How theism works

by Paul Crowley 1 min read10th Apr 200939 comments


There's a reason we can all agree on theism as a good source of examples of irrationality.

Let's divide the factors that lead to memetic success into two classes: those based on corresponding to evidence, and those detached from evidence. If we imagine a two-dimensional scattergram of memes rated against these two criteria, we can define a frontier of maximum success, along which any idea can only gain in one criterion by losing on the other. This doesn't imply that evidential and non-evidential success are opposed in general; just that whatever shape memespace has, it will have a convex hull that can be drawn across this border.

Religion is what you get when you push totally for non-evidential memetic success. All ties to reality are essentially cut. As a result, all the other dials can be pushed up to 11. God is not just wise, nice, and powerful - he is all knowing, omnibenificent, and omnipotent. Heaven and Hell are not just pleasant and unpleasant places you can spend a long time in - they are the very best possible and the very worst possible experiences, and for all eternity. Religion doesn't just make people better; it is the sole source of morality. And so on; because all of these things happen "offstage", there's no contradictory evidence when you turn the dials up, so of course they'll end up on the highest settings.

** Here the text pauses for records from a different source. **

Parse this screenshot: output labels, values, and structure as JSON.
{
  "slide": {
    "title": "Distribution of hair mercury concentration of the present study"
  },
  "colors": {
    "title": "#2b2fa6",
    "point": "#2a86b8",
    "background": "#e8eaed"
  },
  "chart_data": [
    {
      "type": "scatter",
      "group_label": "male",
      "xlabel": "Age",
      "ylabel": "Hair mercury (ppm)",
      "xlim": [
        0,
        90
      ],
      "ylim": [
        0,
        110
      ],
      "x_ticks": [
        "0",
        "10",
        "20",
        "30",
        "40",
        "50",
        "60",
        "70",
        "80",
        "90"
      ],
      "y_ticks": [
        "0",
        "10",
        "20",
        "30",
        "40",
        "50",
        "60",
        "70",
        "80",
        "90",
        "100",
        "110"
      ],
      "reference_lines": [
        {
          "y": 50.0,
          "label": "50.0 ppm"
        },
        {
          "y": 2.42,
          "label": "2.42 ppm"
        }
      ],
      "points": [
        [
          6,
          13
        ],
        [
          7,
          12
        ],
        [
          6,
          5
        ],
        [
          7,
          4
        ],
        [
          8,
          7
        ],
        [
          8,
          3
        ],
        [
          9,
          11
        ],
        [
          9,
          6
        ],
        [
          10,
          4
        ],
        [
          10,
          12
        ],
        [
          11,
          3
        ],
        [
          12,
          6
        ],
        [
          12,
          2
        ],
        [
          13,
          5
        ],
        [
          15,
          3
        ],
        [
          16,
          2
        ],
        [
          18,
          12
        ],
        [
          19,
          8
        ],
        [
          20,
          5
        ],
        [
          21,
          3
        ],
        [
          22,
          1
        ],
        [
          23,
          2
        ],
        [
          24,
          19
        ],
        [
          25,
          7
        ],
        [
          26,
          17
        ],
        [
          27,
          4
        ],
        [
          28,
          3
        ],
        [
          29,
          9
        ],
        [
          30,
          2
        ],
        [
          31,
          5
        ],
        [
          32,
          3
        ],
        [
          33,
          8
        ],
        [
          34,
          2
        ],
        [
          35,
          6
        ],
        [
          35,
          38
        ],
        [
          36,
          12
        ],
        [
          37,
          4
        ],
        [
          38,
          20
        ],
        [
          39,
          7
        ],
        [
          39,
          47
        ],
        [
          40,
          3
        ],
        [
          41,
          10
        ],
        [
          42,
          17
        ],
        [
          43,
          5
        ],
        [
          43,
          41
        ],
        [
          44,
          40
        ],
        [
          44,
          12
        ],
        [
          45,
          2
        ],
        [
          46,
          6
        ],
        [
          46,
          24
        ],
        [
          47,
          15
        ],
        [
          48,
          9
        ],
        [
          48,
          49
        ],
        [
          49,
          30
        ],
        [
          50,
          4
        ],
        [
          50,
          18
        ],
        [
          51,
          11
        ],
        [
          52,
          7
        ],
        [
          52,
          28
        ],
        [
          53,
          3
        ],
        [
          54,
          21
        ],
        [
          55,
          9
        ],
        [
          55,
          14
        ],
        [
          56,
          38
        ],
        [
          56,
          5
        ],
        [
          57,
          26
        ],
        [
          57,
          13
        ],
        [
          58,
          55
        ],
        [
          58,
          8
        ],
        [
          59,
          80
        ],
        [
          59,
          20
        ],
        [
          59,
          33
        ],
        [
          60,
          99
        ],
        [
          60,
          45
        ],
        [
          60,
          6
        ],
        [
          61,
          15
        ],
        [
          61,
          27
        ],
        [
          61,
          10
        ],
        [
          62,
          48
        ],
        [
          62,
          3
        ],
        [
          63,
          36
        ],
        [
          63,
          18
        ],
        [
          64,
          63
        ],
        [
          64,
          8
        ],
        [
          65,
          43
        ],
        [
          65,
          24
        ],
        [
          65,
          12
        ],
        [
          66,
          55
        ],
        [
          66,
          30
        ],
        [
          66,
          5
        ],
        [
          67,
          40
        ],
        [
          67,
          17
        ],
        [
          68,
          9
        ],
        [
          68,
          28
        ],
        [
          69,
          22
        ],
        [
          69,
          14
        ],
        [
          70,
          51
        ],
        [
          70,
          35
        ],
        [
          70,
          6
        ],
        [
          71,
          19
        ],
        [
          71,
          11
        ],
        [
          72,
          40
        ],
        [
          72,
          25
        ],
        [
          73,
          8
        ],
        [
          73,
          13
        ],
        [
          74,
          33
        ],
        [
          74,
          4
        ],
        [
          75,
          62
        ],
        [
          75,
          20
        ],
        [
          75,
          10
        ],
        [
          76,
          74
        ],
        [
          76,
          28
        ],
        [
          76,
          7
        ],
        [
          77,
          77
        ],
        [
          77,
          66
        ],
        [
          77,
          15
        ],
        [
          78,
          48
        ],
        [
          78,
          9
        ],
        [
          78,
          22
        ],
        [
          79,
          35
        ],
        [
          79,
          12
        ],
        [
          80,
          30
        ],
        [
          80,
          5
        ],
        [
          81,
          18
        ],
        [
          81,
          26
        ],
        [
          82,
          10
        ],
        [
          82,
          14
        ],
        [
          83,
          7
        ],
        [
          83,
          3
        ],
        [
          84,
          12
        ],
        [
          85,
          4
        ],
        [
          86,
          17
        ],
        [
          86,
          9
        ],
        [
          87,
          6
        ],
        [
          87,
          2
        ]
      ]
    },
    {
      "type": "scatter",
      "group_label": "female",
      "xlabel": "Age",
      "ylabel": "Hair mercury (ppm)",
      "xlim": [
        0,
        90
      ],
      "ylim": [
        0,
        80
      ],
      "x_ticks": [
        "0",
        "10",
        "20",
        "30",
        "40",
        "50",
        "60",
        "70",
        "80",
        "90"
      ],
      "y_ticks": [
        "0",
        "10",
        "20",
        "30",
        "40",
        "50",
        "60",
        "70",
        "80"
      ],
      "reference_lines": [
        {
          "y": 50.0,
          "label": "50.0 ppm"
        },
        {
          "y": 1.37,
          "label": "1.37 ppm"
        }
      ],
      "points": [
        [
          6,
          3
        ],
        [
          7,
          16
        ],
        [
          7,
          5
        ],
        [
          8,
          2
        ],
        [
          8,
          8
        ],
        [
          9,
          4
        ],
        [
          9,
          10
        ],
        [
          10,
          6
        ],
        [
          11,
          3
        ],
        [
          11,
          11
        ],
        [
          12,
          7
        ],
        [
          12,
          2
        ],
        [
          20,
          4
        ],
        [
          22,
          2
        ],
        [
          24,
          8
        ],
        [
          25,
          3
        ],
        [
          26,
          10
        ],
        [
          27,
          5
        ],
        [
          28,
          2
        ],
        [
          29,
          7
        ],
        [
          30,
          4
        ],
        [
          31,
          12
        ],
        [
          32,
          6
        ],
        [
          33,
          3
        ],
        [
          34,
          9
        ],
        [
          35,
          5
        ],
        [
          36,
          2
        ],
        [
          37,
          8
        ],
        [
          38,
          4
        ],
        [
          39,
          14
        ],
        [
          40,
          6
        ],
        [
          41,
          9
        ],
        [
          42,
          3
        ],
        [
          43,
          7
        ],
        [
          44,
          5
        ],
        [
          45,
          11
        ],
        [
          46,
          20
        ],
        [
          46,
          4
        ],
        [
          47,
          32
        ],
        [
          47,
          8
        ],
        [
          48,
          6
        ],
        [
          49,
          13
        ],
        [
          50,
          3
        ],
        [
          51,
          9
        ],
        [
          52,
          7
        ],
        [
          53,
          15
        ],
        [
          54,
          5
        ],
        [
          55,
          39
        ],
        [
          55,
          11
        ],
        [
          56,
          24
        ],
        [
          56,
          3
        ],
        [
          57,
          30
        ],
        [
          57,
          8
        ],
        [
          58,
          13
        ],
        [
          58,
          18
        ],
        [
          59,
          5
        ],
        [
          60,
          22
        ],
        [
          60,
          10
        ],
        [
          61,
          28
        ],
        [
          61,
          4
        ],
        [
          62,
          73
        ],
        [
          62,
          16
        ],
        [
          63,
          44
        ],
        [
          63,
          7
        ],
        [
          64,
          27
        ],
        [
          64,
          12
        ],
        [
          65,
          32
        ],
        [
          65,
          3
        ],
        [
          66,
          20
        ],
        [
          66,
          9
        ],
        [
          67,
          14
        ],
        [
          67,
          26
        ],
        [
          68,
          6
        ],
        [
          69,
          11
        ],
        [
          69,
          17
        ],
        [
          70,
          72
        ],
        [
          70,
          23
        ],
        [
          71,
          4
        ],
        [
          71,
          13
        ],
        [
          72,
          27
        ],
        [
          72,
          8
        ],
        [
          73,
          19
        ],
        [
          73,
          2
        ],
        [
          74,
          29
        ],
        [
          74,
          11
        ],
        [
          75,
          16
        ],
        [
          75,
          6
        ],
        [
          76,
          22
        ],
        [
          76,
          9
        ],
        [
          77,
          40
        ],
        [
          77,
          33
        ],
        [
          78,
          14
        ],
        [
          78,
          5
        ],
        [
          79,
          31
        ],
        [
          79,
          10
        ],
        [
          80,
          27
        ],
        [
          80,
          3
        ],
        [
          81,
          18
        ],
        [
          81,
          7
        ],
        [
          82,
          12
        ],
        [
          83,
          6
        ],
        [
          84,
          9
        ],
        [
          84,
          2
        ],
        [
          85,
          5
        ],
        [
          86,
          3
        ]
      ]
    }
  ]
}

This freedom is theism's defining characteristic. Even the most stupid pseudoscience is to some extent about "evidence": people wouldn't believe in it if they didn't think they had evidence for it, though we now understand the cognitive biases and other effects that lead them to think so. That's why there are no homeopathic cures for amputation.

I agree with other commentators that the drug war is the other real world idea that I would attack here without fear of contradiction, but I would still say that drug prohibition is a model of sanity compared to theism. Theism really is the maddest thing you can believe without being considered mad.

Footnote: This was originally a comment on The uniquely awful example of theism, but I was encouraged to make a top-level post from it. I should point out that there are issues with my dividing line between "evidence-based" and "not evidence-based", since you could argue that mathematics is not evidence-based and nor is the belief that evidence is a good way to learn about the world; however, it should be clear that neither of these has the freedom that religion has to make up whatever will make people most likely to spread the word.